木更津きらら歯科の歯科ブログ

「お口のコンサルタント(当院の歯科医師)」による、生涯安心して健康な歯で暮らしていくためのマメ知識をご紹介いたします。

22年07月30日

歯科医が考えるお口の中の夏バテ対策


夏バテになると、お口の中の状態が悪くなり、むし歯や歯周病も進行してしまいかねません。むし歯と夏バテが関係あるのでしょうか?

■夏バテとは

暑い日が続き、なんとなく疲れがとれない、食欲がないといった体調不良を感じることがあります。それをなんとなく「夏バテ」と呼んだりしますね。そもそも夏バテとはなんでしょうか。

■自律神経の乱れ

夏の体調不良の原因のひとつは、室内と屋外の温度差があげられます。近年は体温より高い猛暑の日もあり、冷房なしでは暮らせません。汗をかくなどのからだの調節機能を担う自律神経に負担がかかっているのです。自律神経がうまく働かなくなると様々な不調が起こります。

*体温調節機能の乱れ

さわやかないい汗ではなく、ベタベタした悪い汗をかいてしまいます。

*胃もたれ・食欲不振

消化器の機能が低下し、食欲がなくなってきます。吐き気を催すこともあります。

*疲労感が蓄積する・なんとなくだるい

身体の調節機能がうまく働かず、疲労感が蓄積します。

■睡眠不足

熱帯夜が続くと寝苦しさからぐっすり眠れなくなり、睡眠不足が体調不良を招きます。

■脱水症状

発汗により体内の水分やミネラルが不足気味になります。
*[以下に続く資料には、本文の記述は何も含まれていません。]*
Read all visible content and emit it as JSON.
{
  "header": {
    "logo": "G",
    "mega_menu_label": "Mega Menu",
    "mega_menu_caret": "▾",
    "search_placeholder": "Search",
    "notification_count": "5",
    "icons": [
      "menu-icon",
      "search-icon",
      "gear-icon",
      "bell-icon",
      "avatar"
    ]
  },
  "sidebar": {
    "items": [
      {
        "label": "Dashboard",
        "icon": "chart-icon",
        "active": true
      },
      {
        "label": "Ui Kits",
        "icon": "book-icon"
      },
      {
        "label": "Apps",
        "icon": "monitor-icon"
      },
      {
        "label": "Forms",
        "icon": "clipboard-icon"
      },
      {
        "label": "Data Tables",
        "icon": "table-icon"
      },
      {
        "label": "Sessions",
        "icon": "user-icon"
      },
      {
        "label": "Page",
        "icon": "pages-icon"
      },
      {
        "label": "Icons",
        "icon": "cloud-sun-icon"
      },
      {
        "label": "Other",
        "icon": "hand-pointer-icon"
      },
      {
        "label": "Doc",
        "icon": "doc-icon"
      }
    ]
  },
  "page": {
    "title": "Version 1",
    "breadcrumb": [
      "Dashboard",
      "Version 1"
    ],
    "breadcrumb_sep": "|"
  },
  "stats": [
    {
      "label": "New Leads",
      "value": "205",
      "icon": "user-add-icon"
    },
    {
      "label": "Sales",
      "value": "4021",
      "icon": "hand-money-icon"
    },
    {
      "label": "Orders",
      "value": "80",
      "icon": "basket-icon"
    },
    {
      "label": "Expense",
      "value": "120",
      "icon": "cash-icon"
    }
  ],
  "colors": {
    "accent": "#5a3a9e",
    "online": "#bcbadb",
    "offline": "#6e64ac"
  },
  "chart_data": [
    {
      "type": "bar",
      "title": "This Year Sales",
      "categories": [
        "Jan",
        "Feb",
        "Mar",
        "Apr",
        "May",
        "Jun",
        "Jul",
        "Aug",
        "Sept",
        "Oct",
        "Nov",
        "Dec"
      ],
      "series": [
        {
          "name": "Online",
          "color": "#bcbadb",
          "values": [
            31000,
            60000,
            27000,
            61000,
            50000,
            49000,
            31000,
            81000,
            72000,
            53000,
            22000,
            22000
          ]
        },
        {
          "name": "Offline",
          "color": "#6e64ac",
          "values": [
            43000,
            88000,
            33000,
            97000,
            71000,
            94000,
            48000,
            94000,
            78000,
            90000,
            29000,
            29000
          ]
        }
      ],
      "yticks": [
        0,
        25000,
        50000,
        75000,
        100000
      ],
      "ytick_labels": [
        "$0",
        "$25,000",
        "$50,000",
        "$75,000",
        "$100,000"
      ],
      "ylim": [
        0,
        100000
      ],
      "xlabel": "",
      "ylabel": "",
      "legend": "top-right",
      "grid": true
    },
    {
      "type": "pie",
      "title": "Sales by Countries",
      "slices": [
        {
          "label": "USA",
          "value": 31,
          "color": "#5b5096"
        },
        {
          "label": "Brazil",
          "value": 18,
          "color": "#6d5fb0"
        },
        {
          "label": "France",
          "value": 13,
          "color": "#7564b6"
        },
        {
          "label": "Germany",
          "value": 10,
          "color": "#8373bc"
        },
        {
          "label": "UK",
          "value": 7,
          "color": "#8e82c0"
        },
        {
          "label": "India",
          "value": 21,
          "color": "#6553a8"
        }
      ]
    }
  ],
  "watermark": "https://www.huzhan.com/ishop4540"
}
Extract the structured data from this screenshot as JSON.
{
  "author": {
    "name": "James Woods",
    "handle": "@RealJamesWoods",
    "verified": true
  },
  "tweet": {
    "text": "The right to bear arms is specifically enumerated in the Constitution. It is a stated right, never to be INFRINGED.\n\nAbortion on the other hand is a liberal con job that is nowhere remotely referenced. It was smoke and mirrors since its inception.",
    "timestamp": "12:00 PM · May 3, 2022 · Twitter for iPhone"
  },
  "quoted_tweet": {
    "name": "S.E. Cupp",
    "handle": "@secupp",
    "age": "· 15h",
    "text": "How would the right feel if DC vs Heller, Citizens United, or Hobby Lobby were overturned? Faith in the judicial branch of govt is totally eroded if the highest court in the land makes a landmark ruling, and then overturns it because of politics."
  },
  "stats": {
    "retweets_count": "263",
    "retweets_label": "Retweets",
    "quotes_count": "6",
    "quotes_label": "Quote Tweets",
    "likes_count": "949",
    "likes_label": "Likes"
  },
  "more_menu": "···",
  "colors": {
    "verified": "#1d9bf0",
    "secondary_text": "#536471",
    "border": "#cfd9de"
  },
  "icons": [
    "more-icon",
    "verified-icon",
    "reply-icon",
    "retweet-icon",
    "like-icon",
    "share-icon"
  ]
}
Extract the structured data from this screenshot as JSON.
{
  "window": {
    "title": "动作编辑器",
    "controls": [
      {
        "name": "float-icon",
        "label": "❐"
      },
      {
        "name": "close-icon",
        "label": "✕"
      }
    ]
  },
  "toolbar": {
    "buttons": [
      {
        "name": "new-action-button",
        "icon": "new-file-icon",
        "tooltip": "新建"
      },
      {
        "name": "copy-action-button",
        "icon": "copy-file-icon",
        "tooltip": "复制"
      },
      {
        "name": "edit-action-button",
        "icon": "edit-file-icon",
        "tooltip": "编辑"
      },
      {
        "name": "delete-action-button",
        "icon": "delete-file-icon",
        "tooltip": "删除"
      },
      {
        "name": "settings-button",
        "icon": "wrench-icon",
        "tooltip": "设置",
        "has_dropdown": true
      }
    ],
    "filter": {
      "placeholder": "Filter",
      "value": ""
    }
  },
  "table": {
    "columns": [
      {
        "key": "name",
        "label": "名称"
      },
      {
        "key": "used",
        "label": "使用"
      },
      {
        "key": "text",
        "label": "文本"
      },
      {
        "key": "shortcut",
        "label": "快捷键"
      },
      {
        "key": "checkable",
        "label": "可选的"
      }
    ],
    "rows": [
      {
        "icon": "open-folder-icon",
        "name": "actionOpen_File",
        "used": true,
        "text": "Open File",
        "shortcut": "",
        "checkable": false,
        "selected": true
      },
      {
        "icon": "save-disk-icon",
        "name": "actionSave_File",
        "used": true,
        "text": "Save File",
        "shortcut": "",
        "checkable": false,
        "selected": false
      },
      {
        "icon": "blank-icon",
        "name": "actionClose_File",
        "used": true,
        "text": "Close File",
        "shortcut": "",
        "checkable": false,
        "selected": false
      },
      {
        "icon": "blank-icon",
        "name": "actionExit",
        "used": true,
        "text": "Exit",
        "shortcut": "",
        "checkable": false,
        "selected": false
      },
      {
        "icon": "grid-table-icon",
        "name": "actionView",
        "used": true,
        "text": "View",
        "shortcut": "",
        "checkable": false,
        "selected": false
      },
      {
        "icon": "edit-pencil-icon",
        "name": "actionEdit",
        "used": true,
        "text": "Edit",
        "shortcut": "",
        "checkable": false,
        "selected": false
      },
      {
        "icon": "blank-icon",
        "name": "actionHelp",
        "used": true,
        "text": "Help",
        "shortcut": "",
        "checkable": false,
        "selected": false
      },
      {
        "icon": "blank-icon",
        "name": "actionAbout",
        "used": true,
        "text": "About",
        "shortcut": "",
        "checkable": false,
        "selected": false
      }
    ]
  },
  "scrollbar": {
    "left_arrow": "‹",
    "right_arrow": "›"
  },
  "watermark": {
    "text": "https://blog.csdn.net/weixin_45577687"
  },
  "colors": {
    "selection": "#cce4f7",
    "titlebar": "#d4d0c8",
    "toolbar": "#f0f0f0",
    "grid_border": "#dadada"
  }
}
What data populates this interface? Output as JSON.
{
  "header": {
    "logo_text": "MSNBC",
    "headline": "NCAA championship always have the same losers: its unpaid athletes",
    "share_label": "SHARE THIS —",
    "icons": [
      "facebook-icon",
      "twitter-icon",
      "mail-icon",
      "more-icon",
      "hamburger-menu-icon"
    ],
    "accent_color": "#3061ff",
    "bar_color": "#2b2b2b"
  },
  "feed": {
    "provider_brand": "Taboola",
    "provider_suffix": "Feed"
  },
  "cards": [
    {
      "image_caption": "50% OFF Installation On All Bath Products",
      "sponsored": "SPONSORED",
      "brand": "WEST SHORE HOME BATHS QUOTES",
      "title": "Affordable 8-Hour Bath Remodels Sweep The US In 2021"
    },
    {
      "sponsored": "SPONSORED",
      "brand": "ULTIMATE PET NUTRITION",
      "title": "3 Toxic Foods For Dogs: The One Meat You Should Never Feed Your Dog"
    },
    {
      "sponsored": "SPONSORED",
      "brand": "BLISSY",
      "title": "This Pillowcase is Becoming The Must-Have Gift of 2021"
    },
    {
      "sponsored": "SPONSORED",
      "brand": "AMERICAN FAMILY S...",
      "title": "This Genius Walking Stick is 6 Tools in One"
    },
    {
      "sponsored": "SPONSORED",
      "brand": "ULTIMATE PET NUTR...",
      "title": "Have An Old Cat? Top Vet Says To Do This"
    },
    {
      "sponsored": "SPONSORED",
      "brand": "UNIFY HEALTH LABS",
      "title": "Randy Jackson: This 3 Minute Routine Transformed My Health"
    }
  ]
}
鉄分の不足で貧血を起こすこともあります。

■口腔環境と夏バテの関係

夏バテの症状はお口の中の状態にも現れます。発汗して脱水症状気味になると、唾液の分泌が減少してお口の中がねばねばと乾燥した状態になります。お口の中の健康のためには、唾液はとても重要なのです。唾液には抗菌作用があり、酸性に傾いた口腔内を中性にもどし、食べかすやプラークを洗い流してくれるのですが、お口の中が乾燥すると、その機能が働きにくくなるのです。

また疲れがたまると免疫の力が落ちてしまいます。歯ぐきの炎症が起こりやすくなり、歯周病の進行を許し、むし歯も悪化してしまいます。夏バテは、むし歯や歯周病を進行させる原因にもなってしまうんです。

■歯科医が考えるお口の中の夏バテ対策

  • 水分をじゅうぶんとり、お口の中の潤いを保ちましょう。
  • 唾液線マッサージで唾液の分泌を促しましょう。
  • 不足しやすいタンパク質やビタミン、ミネラルを補うことを意識して、食事を考えてみてください。ウナギや豚肉、枝豆にトマトといった旬の野菜がおすすめです。
  • お風呂はぬるめのお湯にゆっくり浸かり、適度に汗をかいて自律神経を整えましょう。

ところでスイカは、90%以上が水分で、糖分やカリウム・カルシウム・マグネシウム等のミネラルを含んでいます。暑い夏にスイカをおいしく感じるのは、わけがあるんですね!

夏バテのせいで、皆様のむし歯や歯周病が進行しませんように。おかしいなと思ったらすぐ受診してくださいね!